An investigation by Systema, Radio Free Europe/Radio Liberty’s Russian investigative unit, concludes that Vladimir Putin has been filmed working from three near-identical offices in different parts of Russia, enabling the Kremlin to blur his whereabouts during official meetings and televised appearances.
The rooms — at Novo-Ogaryovo outside Moscow, the Bocharov Ruchey residence in Sochi, and the Valdai compound in Novgorod region — share the same beige palette and almost matching furnishings. Systema says the set-up has been used “hundreds of times” to present events as occurring in one place when they were recorded elsewhere.
Systema’s team reviewed around 700 videos issued by the Kremlin or broadcast on state television, then cross-checked them against travel records and other open sources. They identified minute but consistent visual cues that distinguish the rooms: the height of a door handle relative to a wall seam; the style of a television stand; the hue and grain of a wooden document tray; and a thermostat position that is unique to Valdai. In one case, footage labelled as Novo-Ogaryovo was matched to Sochi by the placement of the door handle and corroborating travel data for the TV interviewer involved.
The Sochi “twin” of the office had been suggested previously by Russian outlet Proekt in 2020. Systema now places it inside the Bocharov Ruchey complex and provides additional visual and documentary corroboration. The Kremlin has denied in the past that “identical offices” exist, but did not respond to Systema’s latest queries.
According to the investigation, the practice has intensified since Russia’s full-scale invasion of Ukraine. Systema finds that many meetings presented as taking place at Novo-Ogaryovo in 2025 were in fact filmed at Valdai, a secluded wooded site roughly midway between Moscow and St Petersburg. Between January and the end of September this year, all but one of 30 appearances in the now-familiar beige office were recorded at Valdai. The findings suggest a systematic preference for the location during a period of frequent Ukrainian long-range drone strikes against military and energy facilities inside Russia.
Security considerations are central to this shift, the report argues. Bocharov Ruchey sits on exposed high ground on the Black Sea coast, and overt defensive measures would attract attention in the Moscow suburbs around Novo-Ogaryovo.
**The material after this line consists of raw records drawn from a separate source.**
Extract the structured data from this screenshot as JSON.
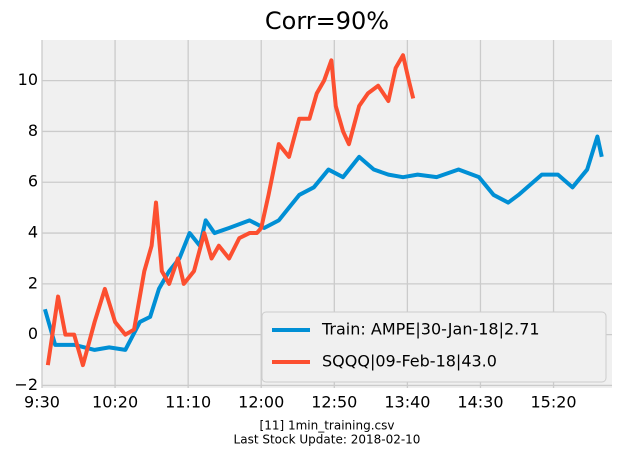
{
  "chart_data": {
    "type": "line",
    "title": "Corr=90%",
    "footnotes": [
      "[11] 1min_training.csv",
      "Last Stock Update: 2018-02-10"
    ],
    "xlim": [
      0,
      390
    ],
    "xticks": [
      {
        "value": 0,
        "label": "9:30"
      },
      {
        "value": 50,
        "label": "10:20"
      },
      {
        "value": 100,
        "label": "11:10"
      },
      {
        "value": 150,
        "label": "12:00"
      },
      {
        "value": 200,
        "label": "12:50"
      },
      {
        "value": 250,
        "label": "13:40"
      },
      {
        "value": 300,
        "label": "14:30"
      },
      {
        "value": 350,
        "label": "15:20"
      }
    ],
    "ylim": [
      -2.1,
      11.6
    ],
    "yticks": [
      {
        "value": -2,
        "label": "−2"
      },
      0,
      2,
      4,
      6,
      8,
      10
    ],
    "grid": true,
    "legend": "lower right",
    "series": [
      {
        "name": "Train: AMPE|30-Jan-18|2.71",
        "color": "#008fd5",
        "x": [
          2,
          9,
          22,
          36,
          46,
          57,
          67,
          74,
          80,
          87,
          94,
          101,
          108,
          112,
          118,
          128,
          142,
          152,
          162,
          169,
          176,
          186,
          196,
          206,
          217,
          227,
          237,
          247,
          257,
          270,
          285,
          299,
          309,
          319,
          326,
          336,
          342,
          353,
          363,
          373,
          380,
          383
        ],
        "values": [
          1.0,
          -0.4,
          -0.4,
          -0.6,
          -0.5,
          -0.6,
          0.5,
          0.7,
          1.8,
          2.5,
          3.0,
          4.0,
          3.5,
          4.5,
          4.0,
          4.2,
          4.5,
          4.2,
          4.5,
          5.0,
          5.5,
          5.8,
          6.5,
          6.2,
          7.0,
          6.5,
          6.3,
          6.2,
          6.3,
          6.2,
          6.5,
          6.2,
          5.5,
          5.2,
          5.5,
          6.0,
          6.3,
          6.3,
          5.8,
          6.5,
          7.8,
          7.0
        ]
      },
      {
        "name": "SQQQ|09-Feb-18|43.0",
        "color": "#fc4f30",
        "x": [
          4,
          11,
          16,
          22,
          28,
          36,
          43,
          50,
          57,
          63,
          70,
          75,
          78,
          82,
          87,
          93,
          97,
          104,
          111,
          116,
          121,
          128,
          135,
          142,
          147,
          150,
          155,
          162,
          169,
          176,
          183,
          188,
          193,
          198,
          201,
          206,
          210,
          217,
          223,
          230,
          237,
          242,
          247,
          251,
          254
        ],
        "values": [
          -1.2,
          1.5,
          0.0,
          0.0,
          -1.2,
          0.5,
          1.8,
          0.5,
          0.0,
          0.2,
          2.5,
          3.5,
          5.2,
          2.5,
          2.0,
          3.0,
          2.0,
          2.5,
          4.0,
          3.0,
          3.5,
          3.0,
          3.8,
          4.0,
          4.0,
          4.2,
          5.5,
          7.5,
          7.0,
          8.5,
          8.5,
          9.5,
          10.0,
          10.8,
          9.0,
          8.0,
          7.5,
          9.0,
          9.5,
          9.8,
          9.2,
          10.5,
          11.0,
          10.0,
          9.3
        ]
      }
    ]
  }
}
By contrast, Valdai is heavily secluded and has seen a marked build-up of point air defences since early 2023. Systema cites RFE/RL Russian Service reporting in August that at least a dozen positions — predominantly Pantsir-S1 systems, some mounted on towers — have been emplaced around the compound and nearby sites. Independent outlets including The Moscow Times, Novaya Gazeta Europe and The Insider have described the same deployment based on satellite and mapping imagery.
The investigative unit illustrates how the cloned-office arrangement functions in practice. Visual vanishing points — a seam in the wall panelling, a thermostat’s placement, subtle differences in furniture legs — allow analysts to separate Sochi from Novo-Ogaryovo, and both from Valdai, even when official captions state otherwise. In several cases, leaked e-mail traffic and ticketing data for state TV personnel align with the visual analysis, indicating that crews were in Sochi or Valdai when programmes aired as if filmed near Moscow.
Systema’s conclusions extend beyond the three rooms themselves. The unit notes a broader pattern of “preserves” — pre-recorded meetings released later and presented as current — that has continued into autumn 2025. This practice, documented in an earlier Systema report, raises questions about the timing and context of official announcements, including those involving ministers and regional governors.
The Sochi replica office is now seldom used, Systema reports, with Putin largely avoiding Bocharov Ruchey from February 2023 onwards. Valdai appears to have become his principal working base for remote engagements, while the Novo-Ogaryovo room is used more sparingly than the Kremlin’s public diary suggests. The analysis does not claim that the rooms are exact copies: it is precisely their small divergences that expose the mislabelling of locations.
Air-defence enhancements at Valdai provide additional context. Multiple investigations this summer and autumn mapped at least 12 Pantsir-S1 sites within reach of the residence, a density some comparisons place at only five times fewer than the wider Moscow region, which hosts a far larger population. Satellite imagery published by RFE/RL and corroborating outlets underpins those assessments.
The Kremlin’s motive, as presented by sources quoted in Systema’s report, is straightforward: to minimise risk and complicate external tracking of the president’s movements. By keeping the visual field constant across multiple secure locations, the administration reduces the number of clues in public footage — while the secluded Valdai base, heavily defended and less observable than the Moscow suburbs or the Black Sea coast, has become the default venue for on-camera work.
Systema’s latest publication adds fresh granularity to a story first aired in 2020 and intermittently documented since: identical backdrops, different places. What is new is the scale of the video corpus analysed, the fusion of visual and documentary evidence, and a clear post-2022 trend towards Valdai.